"Percuma saja beribu pasal dibuat yang indah-indah, karena ujungnya tetap saja pada kepemimpinan," kata pakar tata negara Margarito Kamis kepada
Rakyat Merdeka Online, Rabu (23/3).
Margarito mengatakan, hukum di Indonesia tidak bisa dinalar. Bila penegakan hukum tidak bisa dinalar berarti negara tidak bisa menjamin hak-hak rakyatnya. Dari segi tata negara, ketika pemerintah tidak dapat memenuhi perintah konstitusi, maka negara itu disebut negara gagal. Pengabaian terhadap kewajiban konstitusional Presiden itu berujung
impeachment sesuai pasal 7B UUD 1945 .
"Itu jadi dasar hukum untuk menyatakan pelanggaran konstitusi yang dikatakan perbuatan tercela dalam pasal 7B," katanya.

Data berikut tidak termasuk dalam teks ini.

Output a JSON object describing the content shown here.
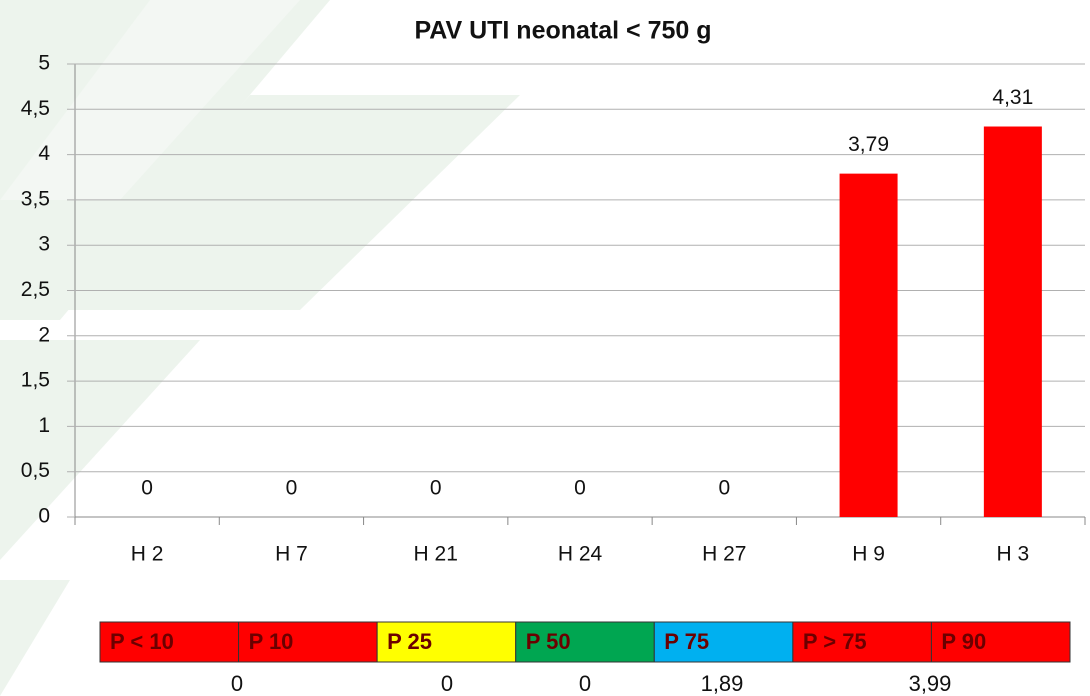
{
  "chart_data": {
    "type": "bar",
    "title": "PAV UTI neonatal < 750 g",
    "categories": [
      "H 2",
      "H 7",
      "H 21",
      "H 24",
      "H 27",
      "H 9",
      "H 3"
    ],
    "values": [
      0,
      0,
      0,
      0,
      0,
      3.79,
      4.31
    ],
    "value_labels": [
      "0",
      "0",
      "0",
      "0",
      "0",
      "3,79",
      "4,31"
    ],
    "color": "#ff0000",
    "ylim": [
      0,
      5
    ],
    "yticks": [
      0,
      {
        "value": 0.5,
        "label": "0,5"
      },
      1,
      {
        "value": 1.5,
        "label": "1,5"
      },
      2,
      {
        "value": 2.5,
        "label": "2,5"
      },
      3,
      {
        "value": 3.5,
        "label": "3,5"
      },
      4,
      {
        "value": 4.5,
        "label": "4,5"
      },
      5
    ],
    "grid": true
  },
  "percentile_bar": {
    "labels": [
      "P < 10",
      "P 10",
      "P 25",
      "P 50",
      "P 75",
      "P > 75",
      "P 90"
    ],
    "colors": [
      "#ff0000",
      "#ff0000",
      "#ffff00",
      "#00a651",
      "#00b0f0",
      "#ff0000",
      "#ff0000"
    ],
    "values": [
      0,
      0,
      0,
      {
        "value": 1.89,
        "label": "1,89"
      },
      {
        "value": 3.99,
        "label": "3,99"
      }
    ]
  }
}
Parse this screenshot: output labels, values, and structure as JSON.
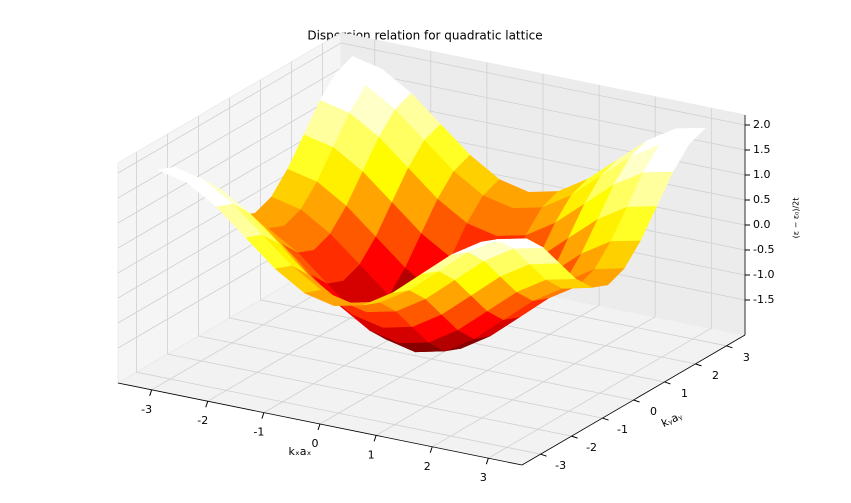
{
  "chart_data": {
    "type": "surface3d",
    "title": "Dispersion relation for quadratic lattice",
    "xlabel": "kₓaₓ",
    "ylabel": "kᵧaᵧ",
    "zlabel": "(ε − ε₀)/2t",
    "colormap": "hot",
    "x": [
      -3.142,
      -2.618,
      -2.094,
      -1.571,
      -1.047,
      -0.524,
      0,
      0.524,
      1.047,
      1.571,
      2.094,
      2.618,
      3.142
    ],
    "y": [
      -3.142,
      -2.618,
      -2.094,
      -1.571,
      -1.047,
      -0.524,
      0,
      0.524,
      1.047,
      1.571,
      2.094,
      2.618,
      3.142
    ],
    "z": [
      [
        2,
        1.866,
        1.5,
        1,
        0.5,
        0.134,
        0,
        0.134,
        0.5,
        1,
        1.5,
        1.866,
        2
      ],
      [
        1.866,
        1.732,
        1.366,
        0.866,
        0.366,
        0,
        -0.134,
        0,
        0.366,
        0.866,
        1.366,
        1.732,
        1.866
      ],
      [
        1.5,
        1.366,
        1,
        0.5,
        0,
        -0.366,
        -0.5,
        -0.366,
        0,
        0.5,
        1,
        1.366,
        1.5
      ],
      [
        1,
        0.866,
        0.5,
        0,
        -0.5,
        -0.866,
        -1,
        -0.866,
        -0.5,
        0,
        0.5,
        0.866,
        1
      ],
      [
        0.5,
        0.366,
        0,
        -0.5,
        -1,
        -1.366,
        -1.5,
        -1.366,
        -1,
        -0.5,
        0,
        0.366,
        0.5
      ],
      [
        0.134,
        0,
        -0.366,
        -0.866,
        -1.366,
        -1.732,
        -1.866,
        -1.732,
        -1.366,
        -0.866,
        -0.366,
        0,
        0.134
      ],
      [
        0,
        -0.134,
        -0.5,
        -1,
        -1.5,
        -1.866,
        -2,
        -1.866,
        -1.5,
        -1,
        -0.5,
        -0.134,
        0
      ],
      [
        0.134,
        0,
        -0.366,
        -0.866,
        -1.366,
        -1.732,
        -1.866,
        -1.732,
        -1.366,
        -0.866,
        -0.366,
        0,
        0.134
      ],
      [
        0.5,
        0.366,
        0,
        -0.5,
        -1,
        -1.366,
        -1.5,
        -1.366,
        -1,
        -0.5,
        0,
        0.366,
        0.5
      ],
      [
        1,
        0.866,
        0.5,
        0,
        -0.5,
        -0.866,
        -1,
        -0.866,
        -0.5,
        0,
        0.5,
        0.866,
        1
      ],
      [
        1.5,
        1.366,
        1,
        0.5,
        0,
        -0.366,
        -0.5,
        -0.366,
        0,
        0.5,
        1,
        1.366,
        1.5
      ],
      [
        1.866,
        1.732,
        1.366,
        0.866,
        0.366,
        0,
        -0.134,
        0,
        0.366,
        0.866,
        1.366,
        1.732,
        1.866
      ],
      [
        2,
        1.866,
        1.5,
        1,
        0.5,
        0.134,
        0,
        0.134,
        0.5,
        1,
        1.5,
        1.866,
        2
      ]
    ],
    "xlim": [
      -3.6,
      3.6
    ],
    "ylim": [
      -3.6,
      3.6
    ],
    "zlim": [
      -2.2,
      2.2
    ],
    "xticks": [
      -3,
      -2,
      -1,
      0,
      1,
      2,
      3
    ],
    "yticks": [
      -3,
      -2,
      -1,
      0,
      1,
      2,
      3
    ],
    "zticks": [
      {
        "value": 2,
        "label": "2.0"
      },
      1.5,
      {
        "value": 1,
        "label": "1.0"
      },
      0.5,
      {
        "value": 0,
        "label": "0.0"
      },
      -0.5,
      {
        "value": -1,
        "label": "-1.0"
      },
      -1.5
    ],
    "grid": true
  }
}
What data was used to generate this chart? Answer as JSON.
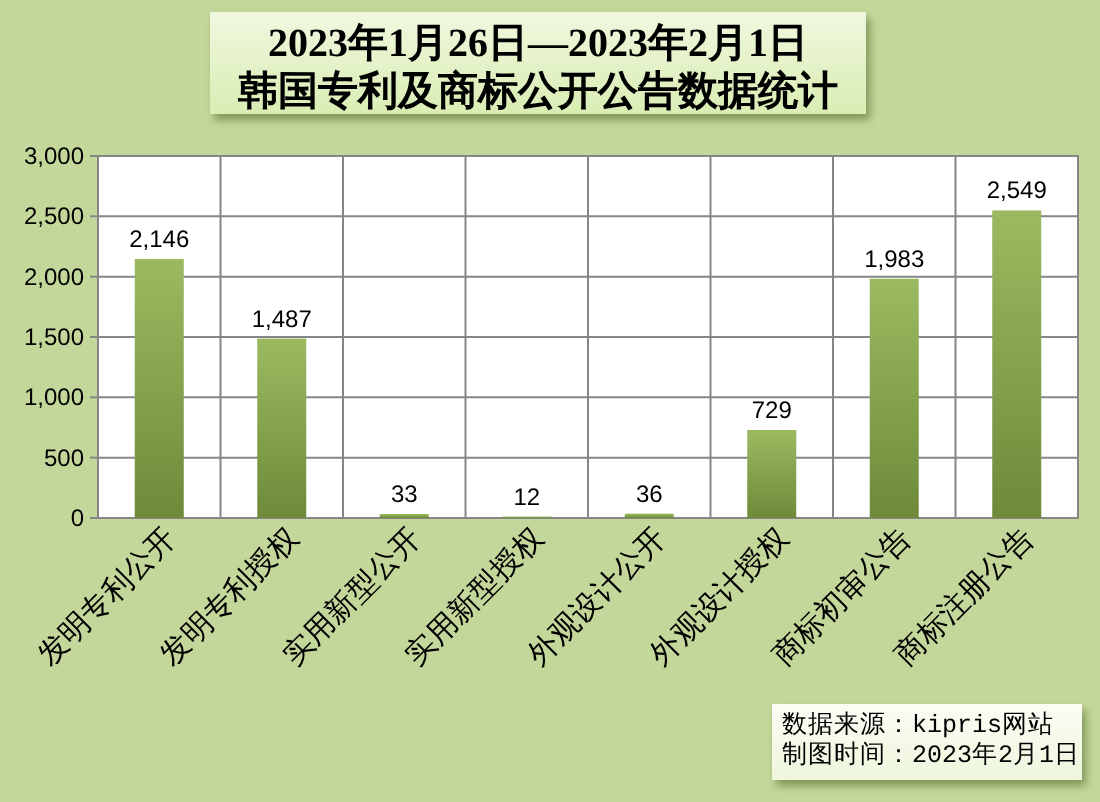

Namun, mantan Staf Khusus Mensesneg ini menyatakan, secara ketatanegaraan lebih baik bila pengakuan negara gagal datang dari dalam negeri sendiri.
"Bahwa dunia internasional berhak ikut campur, itu tidak benar. MPR-lah yang berhak menyatakan bahwa kita sudah menjadi negara yang gagal karena konstitusinya diabaikan dan kemudian kita bisa lakukan peralihan kekuasaan sesuai konstitusi," tegasnya.